Despite having insulin-dependent diabetes and being treated for cancer, Susan taught the poor English. She had the inner joy to serve in a faraway land where the students could not possibly repay her. Lesser souls would have curled up in self-pity and, in remonstration, cry out to God, “Why me? Why are you so unfair to me when I have been so faithful towards you?”
We can know the inner strength of a person by his response to adversity. As they say, the true worth of a tea-bag is uncovered only when it is hot water. “If you faint in the day of adversity, your strength is small” (Proverbs 24:10).
Conversely, those who find strength in God have the tenacity and resilience to face crisis.
If we knew the damaging effects of anger on our body, then we will realise how appropriate is Paul’s admonition: “In your anger do not sin: Do not let the sun go down while you are still angry” (Ephesians 4:26).
Each episode of anger sets off a physiological response in your body, causing your heart to beat faster, your blood pressure to rise and your coronary arteries to narrow.
Dr. Leo Maddow of the University of Pennsylvania observed that brain hemorrhages are usually caused by a combination of hypertension and cerebral arteriosclerosis. He found that anger elevates blood pressure which may cause the diseased cerebral artery to rupture, resulting in a stroke. “Someone who stays angry long after the particular incident that caused the anger may be committing slow suicide,” he says.

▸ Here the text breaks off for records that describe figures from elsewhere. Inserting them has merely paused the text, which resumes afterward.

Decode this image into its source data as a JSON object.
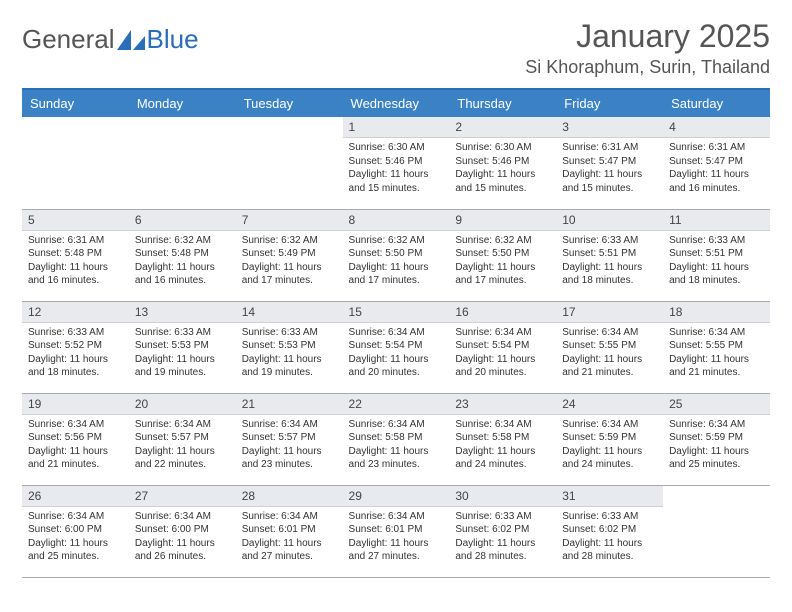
{
  "logo": {
    "text1": "General",
    "text2": "Blue"
  },
  "title": "January 2025",
  "location": "Si Khoraphum, Surin, Thailand",
  "colors": {
    "header_bg": "#3b82c4",
    "header_border": "#2a6db8",
    "daynum_bg": "#e8eaed",
    "text": "#333333",
    "logo_gray": "#555555",
    "logo_blue": "#2a6db8"
  },
  "day_headers": [
    "Sunday",
    "Monday",
    "Tuesday",
    "Wednesday",
    "Thursday",
    "Friday",
    "Saturday"
  ],
  "weeks": [
    [
      {
        "n": "",
        "sr": "",
        "ss": "",
        "dl": ""
      },
      {
        "n": "",
        "sr": "",
        "ss": "",
        "dl": ""
      },
      {
        "n": "",
        "sr": "",
        "ss": "",
        "dl": ""
      },
      {
        "n": "1",
        "sr": "6:30 AM",
        "ss": "5:46 PM",
        "dl": "11 hours and 15 minutes."
      },
      {
        "n": "2",
        "sr": "6:30 AM",
        "ss": "5:46 PM",
        "dl": "11 hours and 15 minutes."
      },
      {
        "n": "3",
        "sr": "6:31 AM",
        "ss": "5:47 PM",
        "dl": "11 hours and 15 minutes."
      },
      {
        "n": "4",
        "sr": "6:31 AM",
        "ss": "5:47 PM",
        "dl": "11 hours and 16 minutes."
      }
    ],
    [
      {
        "n": "5",
        "sr": "6:31 AM",
        "ss": "5:48 PM",
        "dl": "11 hours and 16 minutes."
      },
      {
        "n": "6",
        "sr": "6:32 AM",
        "ss": "5:48 PM",
        "dl": "11 hours and 16 minutes."
      },
      {
        "n": "7",
        "sr": "6:32 AM",
        "ss": "5:49 PM",
        "dl": "11 hours and 17 minutes."
      },
      {
        "n": "8",
        "sr": "6:32 AM",
        "ss": "5:50 PM",
        "dl": "11 hours and 17 minutes."
      },
      {
        "n": "9",
        "sr": "6:32 AM",
        "ss": "5:50 PM",
        "dl": "11 hours and 17 minutes."
      },
      {
        "n": "10",
        "sr": "6:33 AM",
        "ss": "5:51 PM",
        "dl": "11 hours and 18 minutes."
      },
      {
        "n": "11",
        "sr": "6:33 AM",
        "ss": "5:51 PM",
        "dl": "11 hours and 18 minutes."
      }
    ],
    [
      {
        "n": "12",
        "sr": "6:33 AM",
        "ss": "5:52 PM",
        "dl": "11 hours and 18 minutes."
      },
      {
        "n": "13",
        "sr": "6:33 AM",
        "ss": "5:53 PM",
        "dl": "11 hours and 19 minutes."
      },
      {
        "n": "14",
        "sr": "6:33 AM",
        "ss": "5:53 PM",
        "dl": "11 hours and 19 minutes."
      },
      {
        "n": "15",
        "sr": "6:34 AM",
        "ss": "5:54 PM",
        "dl": "11 hours and 20 minutes."
      },
      {
        "n": "16",
        "sr": "6:34 AM",
        "ss": "5:54 PM",
        "dl": "11 hours and 20 minutes."
      },
      {
        "n": "17",
        "sr": "6:34 AM",
        "ss": "5:55 PM",
        "dl": "11 hours and 21 minutes."
      },
      {
        "n": "18",
        "sr": "6:34 AM",
        "ss": "5:55 PM",
        "dl": "11 hours and 21 minutes."
      }
    ],
    [
      {
        "n": "19",
        "sr": "6:34 AM",
        "ss": "5:56 PM",
        "dl": "11 hours and 21 minutes."
      },
      {
        "n": "20",
        "sr": "6:34 AM",
        "ss": "5:57 PM",
        "dl": "11 hours and 22 minutes."
      },
      {
        "n": "21",
        "sr": "6:34 AM",
        "ss": "5:57 PM",
        "dl": "11 hours and 23 minutes."
      },
      {
        "n": "22",
        "sr": "6:34 AM",
        "ss": "5:58 PM",
        "dl": "11 hours and 23 minutes."
      },
      {
        "n": "23",
        "sr": "6:34 AM",
        "ss": "5:58 PM",
        "dl": "11 hours and 24 minutes."
      },
      {
        "n": "24",
        "sr": "6:34 AM",
        "ss": "5:59 PM",
        "dl": "11 hours and 24 minutes."
      },
      {
        "n": "25",
        "sr": "6:34 AM",
        "ss": "5:59 PM",
        "dl": "11 hours and 25 minutes."
      }
    ],
    [
      {
        "n": "26",
        "sr": "6:34 AM",
        "ss": "6:00 PM",
        "dl": "11 hours and 25 minutes."
      },
      {
        "n": "27",
        "sr": "6:34 AM",
        "ss": "6:00 PM",
        "dl": "11 hours and 26 minutes."
      },
      {
        "n": "28",
        "sr": "6:34 AM",
        "ss": "6:01 PM",
        "dl": "11 hours and 27 minutes."
      },
      {
        "n": "29",
        "sr": "6:34 AM",
        "ss": "6:01 PM",
        "dl": "11 hours and 27 minutes."
      },
      {
        "n": "30",
        "sr": "6:33 AM",
        "ss": "6:02 PM",
        "dl": "11 hours and 28 minutes."
      },
      {
        "n": "31",
        "sr": "6:33 AM",
        "ss": "6:02 PM",
        "dl": "11 hours and 28 minutes."
      },
      {
        "n": "",
        "sr": "",
        "ss": "",
        "dl": ""
      }
    ]
  ],
  "labels": {
    "sunrise": "Sunrise:",
    "sunset": "Sunset:",
    "daylight": "Daylight:"
  }
}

So while you may not be able to avoid becoming angry, you should keep short accounts with God, forgive the one who made feel angry, and hence do yourself a favour.
Man’s propensity for worry is a sign of the times we are living in, what with the financial crisis, flu pandemic and natural catastrophes such as earthquakes, typhoons and tsunamis. Just like the millions of hypnotic tablets that are being consumed nightly worldwide, vertical frown lines between the eyebrows are tell-tale signs of the stressful times we are living in.
Paul enjoins believers to commit their cares to God: “Do not be anxious about anything, but in everything, by prayer and petition, with thanksgiving, present your requests to God. And the peace of God, which transcends all understanding, will guard your hearts and your minds in Christ Jesus” (Philippians 4:6-7).
If Jesus is sleeping in our “boat”, we need not fret. We can sail through the storms of life. He may appear as sleeping amid the storms in our lives but in reality He cares. Just, by faith, commit our fears to Him.
If indeed He is the One who created the universe, including the storms and waves, what are our petty problems to Him? The trouble is we often magnify our problems and hold a small view of God.
In Your God Is Too Small,author J. B. Phillips explains that the trouble with many today is that, while our life experiences and intellect have grown significantly, our concept of God has not changed significantly since our Sunday School days. We tend to “put God in a box”, so definitely He is not going to be big enough for our modern needs.
The psalmist says, “Be still and know that I am God” (Psalms 46:10). Once this revelation hits us, we will sleep like a baby without hypnotics.
Blessings of obedience
It’s no accident that, by keeping God’s precepts, we enjoy the blessings of a healthy psyche. It’s all hardwired in God’s plan that blessings will follow obedience (Deuteronomy 28).
However, it will be simplistic and far-fetched to say that counsellors, psychologists and psychiatrists no longer have any role to play. After all, Jesus did say, “Healthy people don’t need a physician, but sick ones do” (Mark 2:17).
The Prince of Peace brings a message of comfort: “Come to me, all you who are weary and burdened, and I will give you rest. For my yoke is easy and my burden is light” (Matthew 11:28, 30).
The Gospel is “God’s pill” for our psyche. Far more than “a pie in the sky”, it brings tangible earthly benefits today.